Hace un par de semanas leí un artículo en internet que daba cuenta de la falsedad de las excusas que damos al guayabo y a emborracharnos, y de la autenticidad, veracidad y efectividad de mi 'acto senil'. Dice el corresponsal, respondiendo a la pregunta de si mezclar bebidas emborracha más, que "Se trata de un mito, según los expertos. La tasa de etanol en sangre depende exclusivamente de la cantidad ingerida de este alcohol"; como quien dice: uno no se emborracha por mezclar aguardiente sin azúcar y aguardiente normal, por mezclar tragos claros con tragos oscuros, ron con gaseosa. NO. Uno se emborracha sencillamente porque bebe como un animal.

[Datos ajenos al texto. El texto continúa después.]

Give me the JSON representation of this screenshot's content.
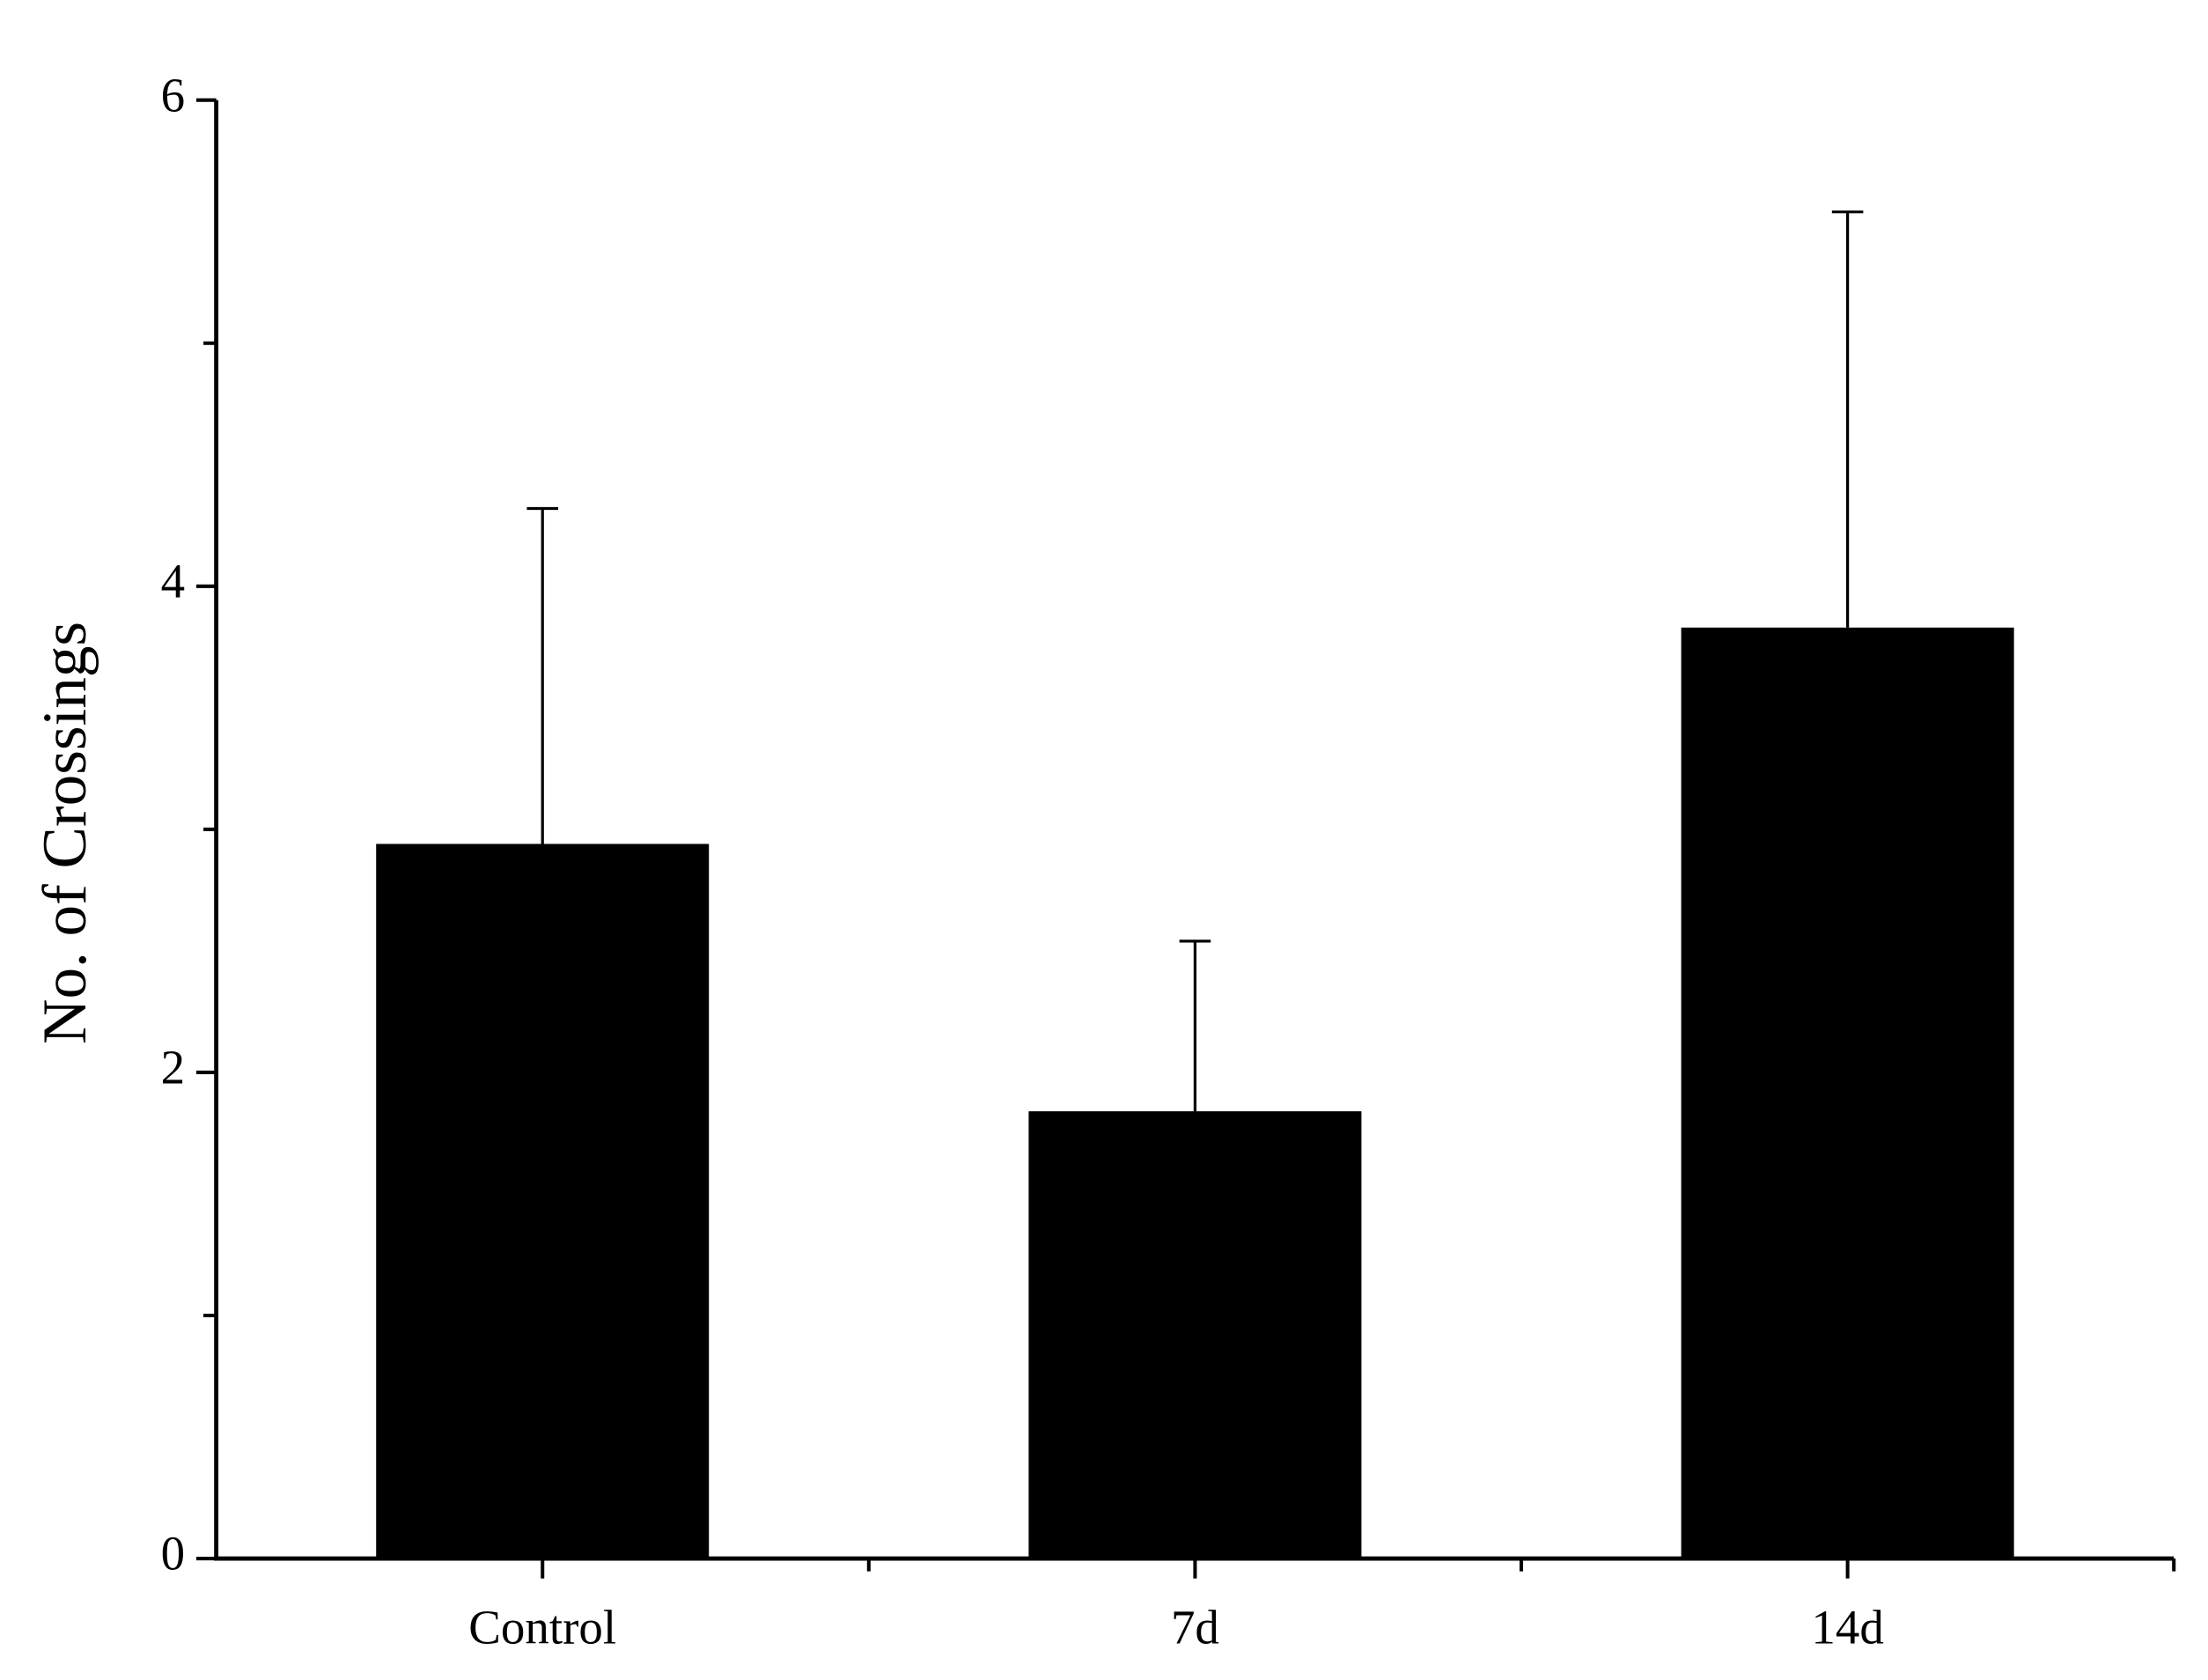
{
  "chart_data": {
    "type": "bar",
    "y_label": "No. of Crossings",
    "categories": [
      "Control",
      "7d",
      "14d"
    ],
    "values": [
      2.94,
      1.84,
      3.83
    ],
    "errors": [
      1.38,
      0.7,
      1.71
    ],
    "color": "#000000",
    "ylim": [
      0,
      6
    ],
    "yticks": [
      0,
      2,
      4,
      6
    ],
    "minor_yticks": [
      1,
      3,
      5
    ],
    "grid": false
  }
}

Se preguntarán ustedes apreciados lectores, ¿en dónde justifica eso mi acto de locura? El link que leí también decía que  “También influyen factores psicológicos: hay experimentos en los que personas que creen haber ingerido bebidas alcohólicas, cuando en realidad se les ha servido copas sin alcohol, muestran signos de la embriaguez.” Por lo tanto, hablarle al aguardiente no es un acto de locura, al contrario, es muy cuerdo si no quieren amanecer enguayabados. No es un tipo de auto-aconductamiento o predisposición psicológica por parte mía, no es que yo crea que el aguardiente no me va a hacer daño; el truco está en ser lo realmente convincente cuando hables con el trago, háblale con ímpetu y sin dudas, muéstrale quién es la mente débil y quién está más arriba en la escala de la evolución, para que con tus palabras convenzas al aguardiente de que él solito es capaz de entrar en tu cuerpo y volver a salir sin causarte ninguna desgracia.